A significant step in the development of Kyokushin was the intensive mountain training that Mas Oyama dedicated a total of three years to. In 1946 Oyama was inspired by Musashi, a novel based on the life of Miyamoto Musashi. The novel describes Musashi’s mountain training in Reigandō (a cave near Kumamoto, Japan) where he developed his Nito-Ryu style of Samurai Sword Fighting. At the age of 23 Oyama and one of his students, Yashiro, went into training on Mt Minobu. After about six months however Yashiro was unable to bear the solitude and left Oyama to continue training alone. Every month a friend, Mr Kayama, would deliver food supplies to the mountain. This continued for just over one year until, due to changes circumstances, Kayama was unable to continue supporting the mountain training. Following this Oyama was forced to return to civilization, going on to win the Japanese National Martial Arts Championships. However he felt something was missing and decided that his three years of training must be completed. He began a second intensive training period on Mt Kiyozumi. His training consisted of fasting, Misogi (training under waterfalls), breaking river stones with his hands and striking tree trunks. Oyama returned to civilization for a second time after 18 months, ‘reborn’ as a new man.

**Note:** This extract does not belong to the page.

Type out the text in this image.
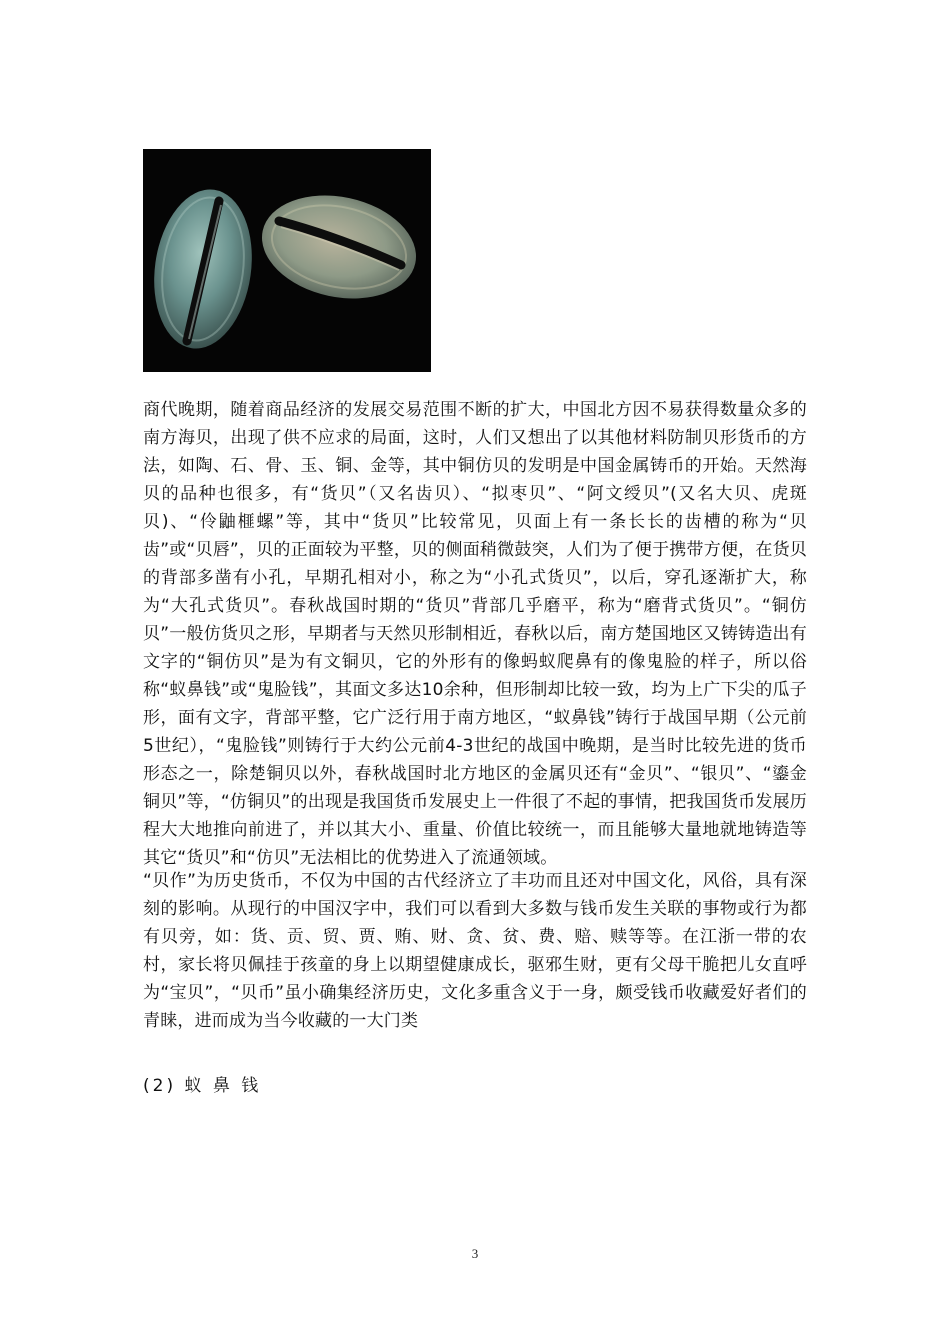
商代晚期，随着商品经济的发展交易范围不断的扩大，中国北方因不易获得数量众多的南方海贝，出现了供不应求的局面，这时，人们又想出了以其他材料防制贝形货币的方法，如陶、石、骨、玉、铜、金等，其中铜仿贝的发明是中国金属铸币的开始。天然海贝的品种也很多，有“货贝”（又名齿贝）、“拟枣贝”、“阿文绶贝”(又名大贝、虎斑贝)、“伶鼬榧螺”等，其中“货贝”比较常见，贝面上有一条长长的齿槽的称为“贝齿”或“贝唇”，贝的正面较为平整，贝的侧面稍微鼓突，人们为了便于携带方便，在货贝的背部多凿有小孔，早期孔相对小，称之为“小孔式货贝”，以后，穿孔逐渐扩大，称为“大孔式货贝”。春秋战国时期的“货贝”背部几乎磨平，称为“磨背式货贝”。“铜仿贝”一般仿货贝之形，早期者与天然贝形制相近，春秋以后，南方楚国地区又铸铸造出有文字的“铜仿贝”是为有文铜贝，它的外形有的像蚂蚁爬鼻有的像鬼脸的样子，所以俗称“蚁鼻钱”或“鬼脸钱”，其面文多达10余种，但形制却比较一致，均为上广下尖的瓜子形，面有文字，背部平整，它广泛行用于南方地区，“蚁鼻钱”铸行于战国早期（公元前5世纪），“鬼脸钱”则铸行于大约公元前4-3世纪的战国中晚期，是当时比较先进的货币形态之一，除楚铜贝以外，春秋战国时北方地区的金属贝还有“金贝”、“银贝”、“鎏金铜贝”等，“仿铜贝”的出现是我国货币发展史上一件很了不起的事情，把我国货币发展历程大大地推向前进了，并以其大小、重量、价值比较统一，而且能够大量地就地铸造等其它“货贝”和“仿贝”无法相比的优势进入了流通领域。

“贝作”为历史货币，不仅为中国的古代经济立了丰功而且还对中国文化，风俗，具有深刻的影响。从现行的中国汉字中，我们可以看到大多数与钱币发生关联的事物或行为都有贝旁，如：货、贡、贸、贾、贿、财、贪、贫、费、赔、赎等等。在江浙一带的农村，家长将贝佩挂于孩童的身上以期望健康成长，驱邪生财，更有父母干脆把儿女直呼为“宝贝”，“贝币”虽小确集经济历史，文化多重含义于一身，颇受钱币收藏爱好者们的青睐，进而成为当今收藏的一大门类

(2) 蚁 鼻 钱

3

Kyokushin in New Zealand was initiated by Doug Holloway. In 1961 Holloway trained Judo in Invercargill. As a high school student he would go down to the port at Bluff to see if there were any Japanese seamen who knew any Karate. After forming the beginnings of a Dojo in the YMCA the book ‘What Is Karate?’ by Mas Oyama reached the shelves in New Zealand. Holloway was inspired by the coloured photos of Oyama’s battles with bulls, cutting the top of a bottle with knife hand and training barefoot in the snow. In an attempt to find out more he began writing letters back and forth to the author, and in 1964 he travelled to Japan to train intensely for 6 months with Mas Oyama. At the end of this training he was graded to Shodan. He then returned to New Zealand and started to build a Kyokushin organisation. Holloway became the official NZ branch chief. He gained his third dan at the age of 22, the youngest sandan in Kyokushin at the time.

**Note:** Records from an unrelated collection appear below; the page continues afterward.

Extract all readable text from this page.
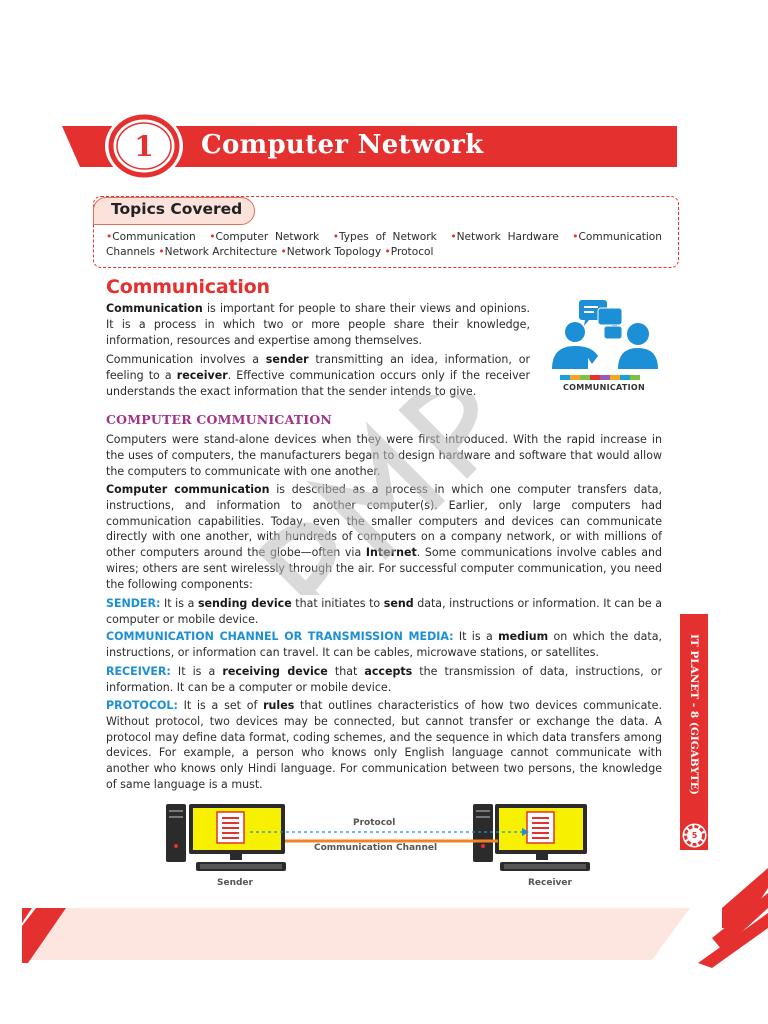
1	Computer Network
Topics Covered
•Communication •Computer Network •Types of Network •Network Hardware •Communication Channels •Network Architecture •Network Topology •Protocol
Communication

Communication is important for people to share their views and opinions. It is a process in which two or more people share their knowledge, information, resources and expertise among themselves.

Communication involves a sender transmitting an idea, information, or feeling to a receiver. Effective communication occurs only if the receiver understands the exact information that the sender intends to give.	COMMUNICATION
COMPUTER COMMUNICATION

Computers were stand-alone devices when they were first introduced. With the rapid increase in the uses of computers, the manufacturers began to design hardware and software that would allow the computers to communicate with one another.

Computer communication is described as a process in which one computer transfers data, instructions, and information to another computer(s). Earlier, only large computers had communication capabilities. Today, even the smaller computers and devices can communicate directly with one another, with hundreds of computers on a company network, or with millions of other computers around the globe—often via Internet. Some communications involve cables and wires; others are sent wirelessly through the air. For successful computer communication, you need the following components:

SENDER: It is a sending device that initiates to send data, instructions or information. It can be a computer or mobile device.

COMMUNICATION CHANNEL OR TRANSMISSION MEDIA: It is a medium on which the data, instructions, or information can travel. It can be cables, microwave stations, or satellites.

RECEIVER: It is a receiving device that accepts the transmission of data, instructions, or information. It can be a computer or mobile device.

PROTOCOL: It is a set of rules that outlines characteristics of how two devices communicate. Without protocol, two devices may be connected, but cannot transfer or exchange the data. A protocol may define data format, coding schemes, and the sequence in which data transfers among devices. For example, a person who knows only English language cannot communicate with another who knows only Hindi language. For communication between two persons, the knowledge of same language is a must.

Protocol
Communication Channel
Sender	Receiver
IT PLANET - 8 (GIGABYTE)
5
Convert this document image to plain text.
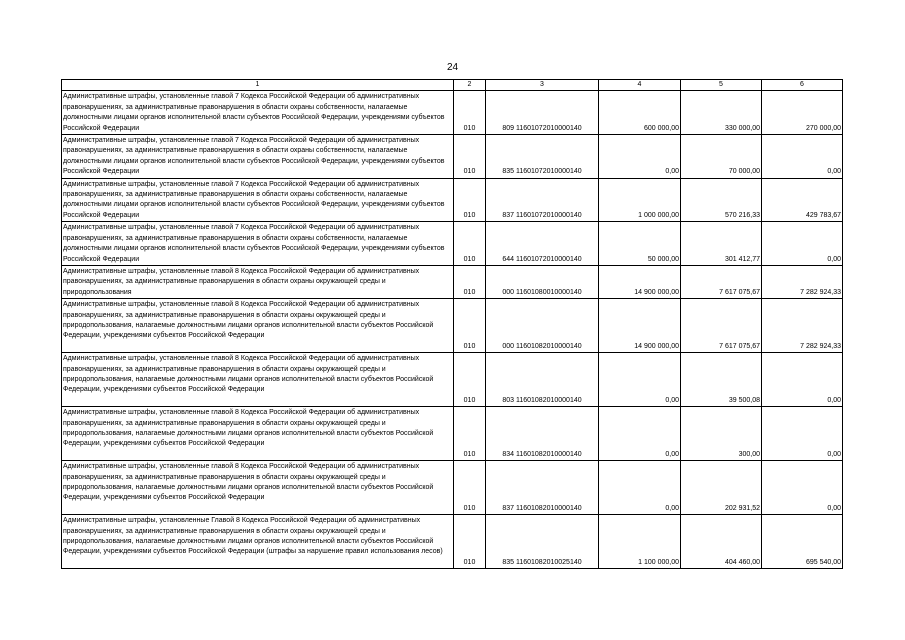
24
1	2	3	4	5	6
Административные штрафы, установленные главой 7 Кодекса Российской Федерации об административных правонарушениях, за административные правонарушения в области охраны собственности, налагаемые должностными лицами органов исполнительной власти субъектов Российской Федерации, учреждениями субъектов Российской Федерации	010	809 11601072010000140	600 000,00	330 000,00	270 000,00
Административные штрафы, установленные главой 7 Кодекса Российской Федерации об административных правонарушениях, за административные правонарушения в области охраны собственности, налагаемые должностными лицами органов исполнительной власти субъектов Российской Федерации, учреждениями субъектов Российской Федерации	010	835 11601072010000140	0,00	70 000,00	0,00
Административные штрафы, установленные главой 7 Кодекса Российской Федерации об административных правонарушениях, за административные правонарушения в области охраны собственности, налагаемые должностными лицами органов исполнительной власти субъектов Российской Федерации, учреждениями субъектов Российской Федерации	010	837 11601072010000140	1 000 000,00	570 216,33	429 783,67
Административные штрафы, установленные главой 7 Кодекса Российской Федерации об административных правонарушениях, за административные правонарушения в области охраны собственности, налагаемые должностными лицами органов исполнительной власти субъектов Российской Федерации, учреждениями субъектов Российской Федерации	010	644 11601072010000140	50 000,00	301 412,77	0,00
Административные штрафы, установленные главой 8 Кодекса Российской Федерации об административных правонарушениях, за административные правонарушения в области охраны окружающей среды и природопользования	010	000 11601080010000140	14 900 000,00	7 617 075,67	7 282 924,33
Административные штрафы, установленные главой 8 Кодекса Российской Федерации об административных правонарушениях, за административные правонарушения в области охраны окружающей среды и природопользования, налагаемые должностными лицами органов исполнительной власти субъектов Российской Федерации, учреждениями субъектов Российской Федерации	010	000 11601082010000140	14 900 000,00	7 617 075,67	7 282 924,33
Административные штрафы, установленные главой 8 Кодекса Российской Федерации об административных правонарушениях, за административные правонарушения в области охраны окружающей среды и природопользования, налагаемые должностными лицами органов исполнительной власти субъектов Российской Федерации, учреждениями субъектов Российской Федерации	010	803 11601082010000140	0,00	39 500,08	0,00
Административные штрафы, установленные главой 8 Кодекса Российской Федерации об административных правонарушениях, за административные правонарушения в области охраны окружающей среды и природопользования, налагаемые должностными лицами органов исполнительной власти субъектов Российской Федерации, учреждениями субъектов Российской Федерации	010	834 11601082010000140	0,00	300,00	0,00
Административные штрафы, установленные главой 8 Кодекса Российской Федерации об административных правонарушениях, за административные правонарушения в области охраны окружающей среды и природопользования, налагаемые должностными лицами органов исполнительной власти субъектов Российской Федерации, учреждениями субъектов Российской Федерации	010	837 11601082010000140	0,00	202 931,52	0,00
Административные штрафы, установленные Главой 8 Кодекса Российской Федерации об административных правонарушениях, за административные правонарушения в области охраны окружающей среды и природопользования, налагаемые должностными лицами органов исполнительной власти субъектов Российской Федерации, учреждениями субъектов Российской Федерации (штрафы за нарушение правил использования лесов)	010	835 11601082010025140	1 100 000,00	404 460,00	695 540,00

After Doug’s return from Japan a police officer, Murray Mckay, started training with him in Invercargill. Murray then shifted to Dunedin where he and a few others opened the Dunedin Dojo in the old Synagogue. One evening while at the Captain Cook (a pub in Dunedin) Murray and his college, Lindsay Parry were trying to arrest some people. They set a dog on one of the people that ran away. However the dog was untrained and just ran beside him barking. In the end they caught up with him and Lindsay held him so Murray would be able to punch him. As Murray was punching, the person twisted away and Lindsay ended up wearing the force of the punch. This did not anger Lindsay but inspired him to learn how to punch with such force and he joined the Dunedin Dojo soon after.

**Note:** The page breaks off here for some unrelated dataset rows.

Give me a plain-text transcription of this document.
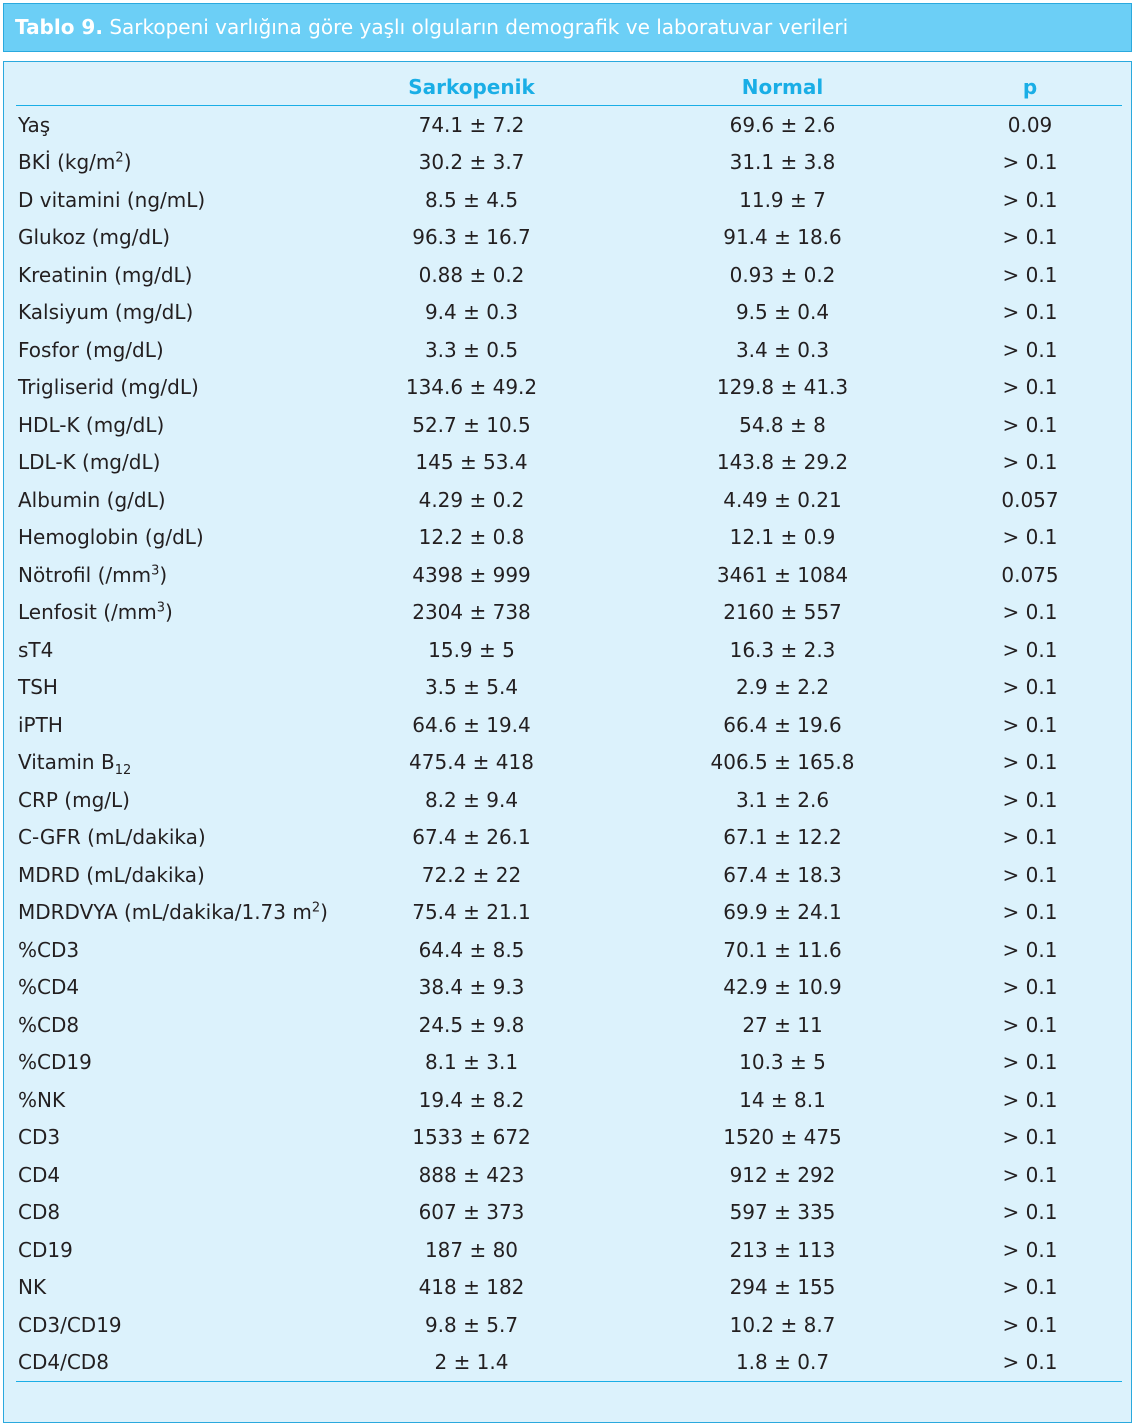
Tablo 9. Sarkopeni varlığına göre yaşlı olguların demografik ve laboratuvar verileri
	Sarkopenik	Normal	p
Yaş	74.1 ± 7.2	69.6 ± 2.6	0.09
BKİ $(kg/m^2)$	30.2 ± 3.7	31.1 ± 3.8	> 0.1
D vitamini (ng/mL)	8.5 ± 4.5	11.9 ± 7	> 0.1
Glukoz (mg/dL)	96.3 ± 16.7	91.4 ± 18.6	> 0.1
Kreatinin (mg/dL)	0.88 ± 0.2	0.93 ± 0.2	> 0.1
Kalsiyum (mg/dL)	9.4 ± 0.3	9.5 ± 0.4	> 0.1
Fosfor (mg/dL)	3.3 ± 0.5	3.4 ± 0.3	> 0.1
Trigliserid (mg/dL)	134.6 ± 49.2	129.8 ± 41.3	> 0.1
HDL-K (mg/dL)	52.7 ± 10.5	54.8 ± 8	> 0.1
LDL-K (mg/dL)	145 ± 53.4	143.8 ± 29.2	> 0.1
Albumin (g/dL)	4.29 ± 0.2	4.49 ± 0.21	0.057
Hemoglobin (g/dL)	12.2 ± 0.8	12.1 ± 0.9	> 0.1
Nötrofil $(/mm^3)$	4398 ± 999	3461 ± 1084	0.075
Lenfosit $(/mm^3)$	2304 ± 738	2160 ± 557	> 0.1
sT4	15.9 ± 5	16.3 ± 2.3	> 0.1
TSH	3.5 ± 5.4	2.9 ± 2.2	> 0.1
iPTH	64.6 ± 19.4	66.4 ± 19.6	> 0.1
Vitamin $B_{12}$	475.4 ± 418	406.5 ± 165.8	> 0.1
CRP (mg/L)	8.2 ± 9.4	3.1 ± 2.6	> 0.1
C-GFR (mL/dakika)	67.4 ± 26.1	67.1 ± 12.2	> 0.1
MDRD (mL/dakika)	72.2 ± 22	67.4 ± 18.3	> 0.1
MDRDVYA (mL/dakika/1.73 $m^2$)	75.4 ± 21.1	69.9 ± 24.1	> 0.1
%CD3	64.4 ± 8.5	70.1 ± 11.6	> 0.1
%CD4	38.4 ± 9.3	42.9 ± 10.9	> 0.1
%CD8	24.5 ± 9.8	27 ± 11	> 0.1
%CD19	8.1 ± 3.1	10.3 ± 5	> 0.1
%NK	19.4 ± 8.2	14 ± 8.1	> 0.1
CD3	1533 ± 672	1520 ± 475	> 0.1
CD4	888 ± 423	912 ± 292	> 0.1
CD8	607 ± 373	597 ± 335	> 0.1
CD19	187 ± 80	213 ± 113	> 0.1
NK	418 ± 182	294 ± 155	> 0.1
CD3/CD19	9.8 ± 5.7	10.2 ± 8.7	> 0.1
CD4/CD8	2 ± 1.4	1.8 ± 0.7	> 0.1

After gaining his ni-dan Lindsay Parry shifted to Wanaka, where he started a Kyokushin Dojo of his own. However he wasn’t involved for long. The club was taken over by Marco Geisreiter, around the same time Sensei Lachy joined. At the time the club consisted of one Blue Belt (the instructor, Marco) and twenty white belt students. Not long after this Marco left and the club was passed on to yellow belt Steve Brett. After shifting to Dunedin Lachy and Tania continued training both gaining their black belts. This led to the formation of several other dojos: Karitane, Tarras, finally the Hawea dojo in 2015 which is still running today.